Le monopsone n’est pas une idée nouvelle – il a été inventé par l’économiste Joan Robinson en 1933. Sur le papier, les lois sur la concurrence de nombreux pays (dont le Royaume-Uni) pouvaient être appliquées aux monopsonistes tout autant qu’aux monopoleurs. Dans la pratique, presque aucune mesure n’a été prise à l’égard de la monopsonie ; aux États-Unis, de nombreuses fusions ont été bloquées par crainte qu’elles n’accroissent le pouvoir monopolistique, mais aucune ne l’a été par crainte d’un accroissement du pouvoir monopsonique.

Aux États-Unis, cela a commencé à changer lorsqu’il est devenu évident que certains employeurs se livraient à ce qui semblait être des pratiques anticoncurrentielles flagrantes sur le marché du travail. Dans une affaire – finalement réglée à l’amiable – les grands noms Apple, Google, Intel, Adobe, Lucasfilm, Pixar et Intuit ont été accusés d’avoir conclu des accords entre eux pour limiter l’embauche de leurs travailleurs respectifs. Steve Jobs a essayé à un moment donné de conclure un accord similaire avec Palm, pour se voir répondre par son PDG qu’un tel accord était immoral et probablement illégal, et Steve Jobs a alors semblé menacer Palm d’un procès pour violation de brevets. En réponse à ce cas et à d’autres, le ministère américain de la Justice a publié des orientations sur les pratiques RH en 2016.

D’autres pays doivent encore prendre cela aussi au sérieux.

Sur les marchés de produits, un moyen pratique de limiter le pouvoir de monopole est d’accroître la capacité des clients à changer de fournisseur.
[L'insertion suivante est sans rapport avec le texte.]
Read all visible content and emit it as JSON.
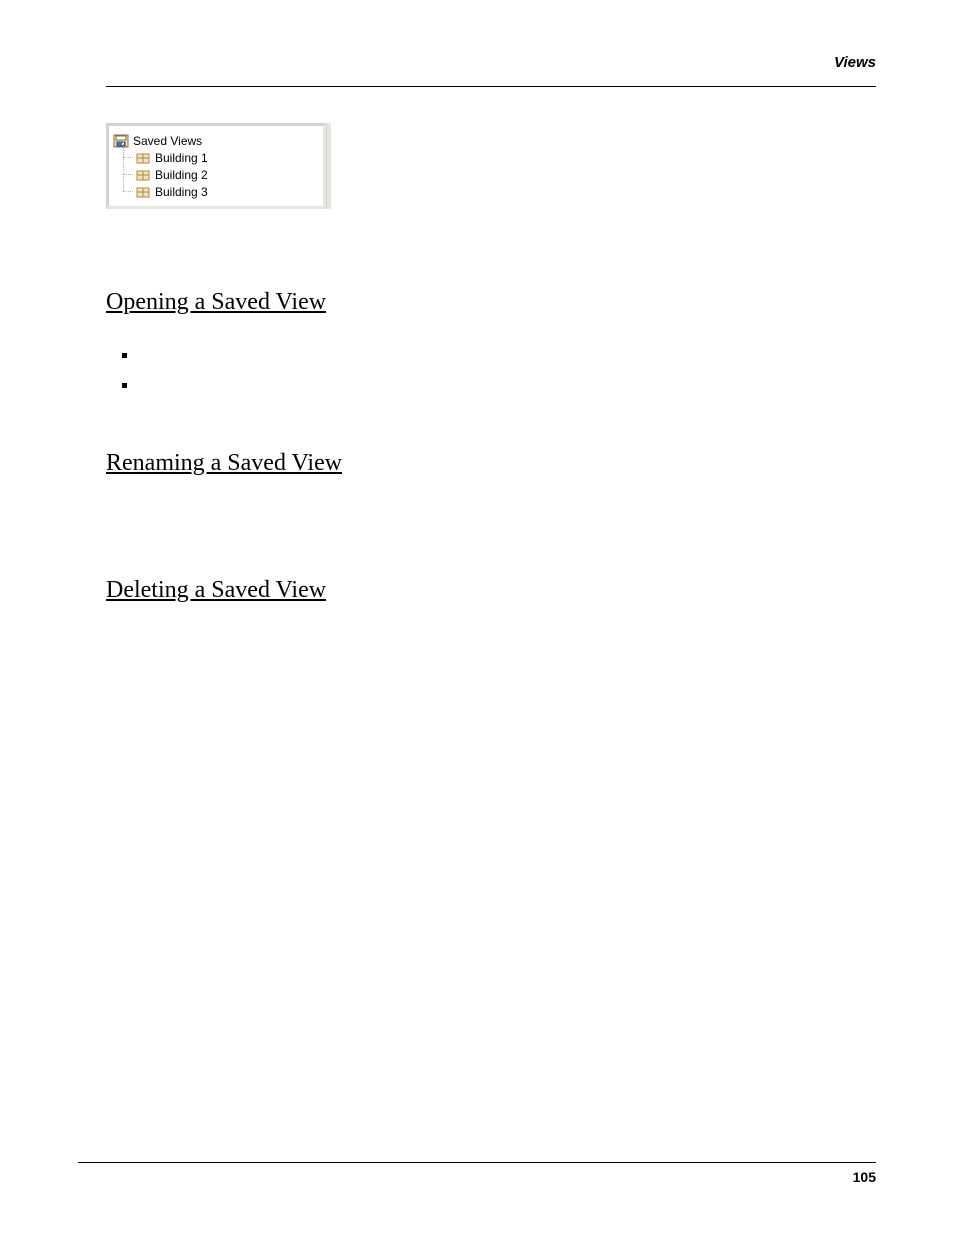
{
  "header": {
    "section": "Views"
  },
  "tree": {
    "root": "Saved Views",
    "items": [
      "Building 1",
      "Building 2",
      "Building 3"
    ]
  },
  "sections": {
    "open": {
      "title": "Opening a Saved View"
    },
    "rename": {
      "title": "Renaming a Saved View"
    },
    "delete": {
      "title": "Deleting a Saved View"
    }
  },
  "footer": {
    "page": "105"
  }
}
De même, les mesures visant à accroître la mobilité des travailleurs est un moyen puissant de limiter le pouvoir de monopsone des employeurs. Pourtant, nous ne le faisons pas. Imaginez que vous vouliez changer le supermarché où vous voulez faire vos courses ; votre supermarché actuel le permet, mais seulement si votre nouveau magasin se trouve à plus d’un demi-mile de lui. Impensable ! Pourtant, de nombreux travailleurs signent des contrats de travail contenant des clauses de non-concurrence ou des clauses restrictives qui limitent leur capacité à travailler pour des employeurs rivaux à l’avenir. Au Royaume-Uni, la Haute Cour a jugé acceptable qu’un salon de coiffure empêche ses employés de travailler pour d’autres salons dans un rayon d’un demi-mile. Un demi-mille peut sembler peu, mais 50 % des trajets domicile-travail des coiffeurs sont inférieurs à 10 minutes, ce qui peut donc représenter une réduction non négligeable des opportunités d’emploi.

Les régulateurs des services publics au Royaume-Uni ont activement facilité la tâche des consommateurs pour changer de fournisseur de gaz, d’électricité, d’eau, etc. dans l’idée que cela favorise la concurrence. Pourtant, votre contrat de travail contient probablement une longue période de préavis qui rend plus difficile pour vous de changer d’employeur. Ces délais de préavis sont si normaux que nous ne réfléchissons pas à la question de savoir s’ils sont anticoncurrentiels.

Le pouvoir de monopsone des employeurs a longtemps été un problème méconnu, mais il se peut aussi qu’il soit en augmentation. Dans ma conférence Marshall pour la conférence 2020 de l’Association économique européenne, je présente des preuves que le pouvoir de monopsone des employeurs a augmenté au fil du temps. Contrairement à la croyance commune, les marchés du travail deviennent moins dynamiques et l’une des conséquences de ce phénomène est d’accroître le pouvoir de monopsone des employeurs.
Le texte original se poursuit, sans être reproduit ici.